The band slows down, starts playing “Amarillo by Morning” stripped back, no drums, just a guitar and a fiddle. Couples around them start standing up, swaying slow in the patchy grass between the tables. Lila sets her empty beer cup down on the ground next to her chair, looks up at him, her knee still pressed to his, and asks him if he wants to dance. He hesitates for a full five seconds, his brain screaming that this is wrong, that he’s betraying Elaina, that everyone in town will gossip for months. But then she leans forward a little, so he can smell her lavender perfume, lighter than the heavy stuff Elaina used to wear, and he nods.

He stands slow, his left knee creaking loud enough that she snorts a little, and holds his hand out to her. She takes it, her palm fitting perfectly in his, calloused fingertips brushing the thick, raised scar on the back of his hand he got from a line fall back in 2007. He rests his other hand on her waist, she puts her hand on his shoulder, and they sway, slow, not moving more than a few inches in either direction. She’s close enough that he can feel her breath on his neck when she tells him she’s liked him since she was 19, that she came to the cookoff specifically to see if he’d finally stop hiding.

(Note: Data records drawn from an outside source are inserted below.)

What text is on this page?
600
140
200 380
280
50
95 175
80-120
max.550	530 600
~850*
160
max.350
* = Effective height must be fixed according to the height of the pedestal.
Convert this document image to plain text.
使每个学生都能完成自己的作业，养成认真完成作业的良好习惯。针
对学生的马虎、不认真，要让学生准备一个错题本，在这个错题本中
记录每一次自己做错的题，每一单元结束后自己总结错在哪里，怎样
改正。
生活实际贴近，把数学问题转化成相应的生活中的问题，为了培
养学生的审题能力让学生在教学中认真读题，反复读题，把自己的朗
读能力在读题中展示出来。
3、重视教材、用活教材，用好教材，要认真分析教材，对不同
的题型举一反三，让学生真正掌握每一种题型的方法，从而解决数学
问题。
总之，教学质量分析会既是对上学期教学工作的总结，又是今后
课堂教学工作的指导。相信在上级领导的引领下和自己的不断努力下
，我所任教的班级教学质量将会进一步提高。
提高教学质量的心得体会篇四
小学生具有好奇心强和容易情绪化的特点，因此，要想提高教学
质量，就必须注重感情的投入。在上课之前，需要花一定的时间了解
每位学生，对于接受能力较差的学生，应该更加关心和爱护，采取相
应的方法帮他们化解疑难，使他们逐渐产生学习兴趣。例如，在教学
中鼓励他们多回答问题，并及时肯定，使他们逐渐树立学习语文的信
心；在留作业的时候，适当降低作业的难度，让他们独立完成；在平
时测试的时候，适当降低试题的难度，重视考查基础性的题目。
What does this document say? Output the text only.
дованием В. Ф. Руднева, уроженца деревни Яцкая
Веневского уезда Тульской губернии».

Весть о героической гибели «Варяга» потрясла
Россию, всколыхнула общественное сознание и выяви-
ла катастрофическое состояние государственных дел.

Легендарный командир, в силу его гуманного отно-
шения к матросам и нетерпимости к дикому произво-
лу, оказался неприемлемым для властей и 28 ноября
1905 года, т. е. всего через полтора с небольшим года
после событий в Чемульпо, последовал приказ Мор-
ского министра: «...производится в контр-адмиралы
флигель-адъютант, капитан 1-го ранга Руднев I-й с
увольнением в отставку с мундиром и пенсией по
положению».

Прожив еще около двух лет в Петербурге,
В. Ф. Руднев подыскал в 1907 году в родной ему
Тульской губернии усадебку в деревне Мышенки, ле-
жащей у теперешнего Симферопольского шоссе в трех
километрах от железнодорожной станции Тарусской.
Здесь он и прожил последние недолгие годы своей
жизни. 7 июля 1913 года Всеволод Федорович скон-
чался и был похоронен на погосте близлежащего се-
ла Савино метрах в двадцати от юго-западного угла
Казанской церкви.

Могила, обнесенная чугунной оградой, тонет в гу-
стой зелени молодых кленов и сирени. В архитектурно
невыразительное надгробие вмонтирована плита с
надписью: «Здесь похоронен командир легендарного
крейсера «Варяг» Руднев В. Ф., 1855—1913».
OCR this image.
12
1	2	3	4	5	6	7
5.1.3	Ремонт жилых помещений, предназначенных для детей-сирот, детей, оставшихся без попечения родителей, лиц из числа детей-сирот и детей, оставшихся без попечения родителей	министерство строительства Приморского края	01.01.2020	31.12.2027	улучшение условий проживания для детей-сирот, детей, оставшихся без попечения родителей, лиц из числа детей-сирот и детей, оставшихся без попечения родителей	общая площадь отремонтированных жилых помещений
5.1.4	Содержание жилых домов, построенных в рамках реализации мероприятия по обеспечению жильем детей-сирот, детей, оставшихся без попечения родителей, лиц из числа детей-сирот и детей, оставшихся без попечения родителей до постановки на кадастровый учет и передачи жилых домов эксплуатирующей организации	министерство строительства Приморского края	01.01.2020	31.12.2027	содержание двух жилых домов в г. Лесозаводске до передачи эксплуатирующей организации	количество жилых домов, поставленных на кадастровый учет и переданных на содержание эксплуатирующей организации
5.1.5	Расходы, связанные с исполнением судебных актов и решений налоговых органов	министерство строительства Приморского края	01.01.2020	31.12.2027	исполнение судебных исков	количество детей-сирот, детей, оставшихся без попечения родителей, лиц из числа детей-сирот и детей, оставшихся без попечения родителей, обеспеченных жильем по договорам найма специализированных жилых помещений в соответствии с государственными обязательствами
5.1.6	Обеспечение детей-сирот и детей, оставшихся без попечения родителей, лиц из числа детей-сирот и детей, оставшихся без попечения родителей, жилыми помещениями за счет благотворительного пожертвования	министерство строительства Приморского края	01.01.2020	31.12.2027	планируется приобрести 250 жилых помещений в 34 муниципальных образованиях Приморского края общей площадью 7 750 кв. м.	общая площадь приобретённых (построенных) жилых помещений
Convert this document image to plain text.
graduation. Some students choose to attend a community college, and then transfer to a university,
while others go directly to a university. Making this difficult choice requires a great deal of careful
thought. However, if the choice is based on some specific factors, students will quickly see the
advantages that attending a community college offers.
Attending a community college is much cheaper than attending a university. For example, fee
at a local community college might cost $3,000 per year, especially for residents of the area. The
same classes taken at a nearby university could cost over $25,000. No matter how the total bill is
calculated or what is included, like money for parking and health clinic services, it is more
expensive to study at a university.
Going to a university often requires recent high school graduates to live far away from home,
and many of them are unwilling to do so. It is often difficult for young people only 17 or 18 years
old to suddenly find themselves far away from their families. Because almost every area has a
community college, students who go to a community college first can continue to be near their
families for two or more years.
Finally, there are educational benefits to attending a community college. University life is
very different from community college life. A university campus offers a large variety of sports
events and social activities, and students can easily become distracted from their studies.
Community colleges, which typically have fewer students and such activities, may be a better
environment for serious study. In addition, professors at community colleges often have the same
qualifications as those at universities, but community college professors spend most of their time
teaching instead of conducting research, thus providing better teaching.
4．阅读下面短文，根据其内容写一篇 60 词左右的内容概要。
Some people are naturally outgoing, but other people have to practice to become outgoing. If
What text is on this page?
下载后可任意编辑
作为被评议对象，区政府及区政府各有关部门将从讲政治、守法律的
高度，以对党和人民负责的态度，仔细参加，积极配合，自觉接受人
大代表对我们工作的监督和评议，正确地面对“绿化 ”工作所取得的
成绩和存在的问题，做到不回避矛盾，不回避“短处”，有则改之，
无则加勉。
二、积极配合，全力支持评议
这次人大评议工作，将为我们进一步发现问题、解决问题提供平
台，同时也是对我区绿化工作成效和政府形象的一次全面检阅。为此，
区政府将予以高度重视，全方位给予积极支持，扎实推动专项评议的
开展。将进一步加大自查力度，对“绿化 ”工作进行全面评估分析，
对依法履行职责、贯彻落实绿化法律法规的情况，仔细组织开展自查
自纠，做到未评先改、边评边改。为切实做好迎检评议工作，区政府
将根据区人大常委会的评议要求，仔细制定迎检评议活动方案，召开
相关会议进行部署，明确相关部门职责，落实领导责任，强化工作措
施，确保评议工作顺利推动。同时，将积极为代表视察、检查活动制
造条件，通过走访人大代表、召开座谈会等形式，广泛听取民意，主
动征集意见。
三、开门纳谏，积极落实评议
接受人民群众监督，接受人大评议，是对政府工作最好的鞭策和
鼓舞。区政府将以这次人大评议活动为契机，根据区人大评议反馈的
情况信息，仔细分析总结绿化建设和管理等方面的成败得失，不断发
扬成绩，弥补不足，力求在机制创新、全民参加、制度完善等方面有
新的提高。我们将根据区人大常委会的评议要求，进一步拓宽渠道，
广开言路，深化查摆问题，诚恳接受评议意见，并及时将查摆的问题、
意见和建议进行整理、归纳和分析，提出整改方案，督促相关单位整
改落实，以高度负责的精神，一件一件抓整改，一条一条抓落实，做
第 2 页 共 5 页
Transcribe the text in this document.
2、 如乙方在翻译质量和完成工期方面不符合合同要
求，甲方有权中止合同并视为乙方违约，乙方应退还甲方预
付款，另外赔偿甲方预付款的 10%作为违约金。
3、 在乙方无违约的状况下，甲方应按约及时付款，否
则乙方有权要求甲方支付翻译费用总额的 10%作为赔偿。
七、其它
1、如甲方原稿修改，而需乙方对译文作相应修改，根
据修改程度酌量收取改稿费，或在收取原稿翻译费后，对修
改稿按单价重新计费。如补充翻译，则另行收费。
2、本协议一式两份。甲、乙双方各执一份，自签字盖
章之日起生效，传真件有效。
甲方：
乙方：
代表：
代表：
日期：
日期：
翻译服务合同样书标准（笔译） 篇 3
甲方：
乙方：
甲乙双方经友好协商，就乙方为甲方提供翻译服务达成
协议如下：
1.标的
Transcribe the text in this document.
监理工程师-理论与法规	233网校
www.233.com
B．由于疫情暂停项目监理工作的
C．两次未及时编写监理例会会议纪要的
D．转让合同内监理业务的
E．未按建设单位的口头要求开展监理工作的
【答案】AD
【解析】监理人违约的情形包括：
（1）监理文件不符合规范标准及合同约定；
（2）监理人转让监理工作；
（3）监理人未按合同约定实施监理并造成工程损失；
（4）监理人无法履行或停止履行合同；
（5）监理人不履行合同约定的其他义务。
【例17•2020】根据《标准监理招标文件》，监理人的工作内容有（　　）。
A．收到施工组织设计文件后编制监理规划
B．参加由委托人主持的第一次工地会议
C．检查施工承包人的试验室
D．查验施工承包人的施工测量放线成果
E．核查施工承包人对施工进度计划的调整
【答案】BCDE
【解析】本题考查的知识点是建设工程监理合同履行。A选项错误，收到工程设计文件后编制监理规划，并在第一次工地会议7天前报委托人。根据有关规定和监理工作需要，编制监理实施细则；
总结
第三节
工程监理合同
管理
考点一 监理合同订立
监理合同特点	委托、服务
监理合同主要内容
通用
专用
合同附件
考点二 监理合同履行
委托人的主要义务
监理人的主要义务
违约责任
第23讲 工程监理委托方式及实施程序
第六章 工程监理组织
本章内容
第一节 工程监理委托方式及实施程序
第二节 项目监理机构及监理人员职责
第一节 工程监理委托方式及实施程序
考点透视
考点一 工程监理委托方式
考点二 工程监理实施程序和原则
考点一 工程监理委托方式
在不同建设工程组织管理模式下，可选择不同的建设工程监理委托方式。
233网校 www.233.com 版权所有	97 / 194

He doesn’t say anything for a minute, just holds her a little tighter, the noise of the crowd fading out until all he can hear is the fiddle and her quiet breathing. When the song ends, he doesn’t let go of her waist. He asks her if she wants to get pancakes at the diner on Main Street tomorrow morning, the one that makes the blueberry stack Elaina used to rave about, and she smiles, nods, her thumb brushing the scar on his hand again.

A kid chasing the border collie runs between them, and they step apart, but he doesn’t let go of her hand.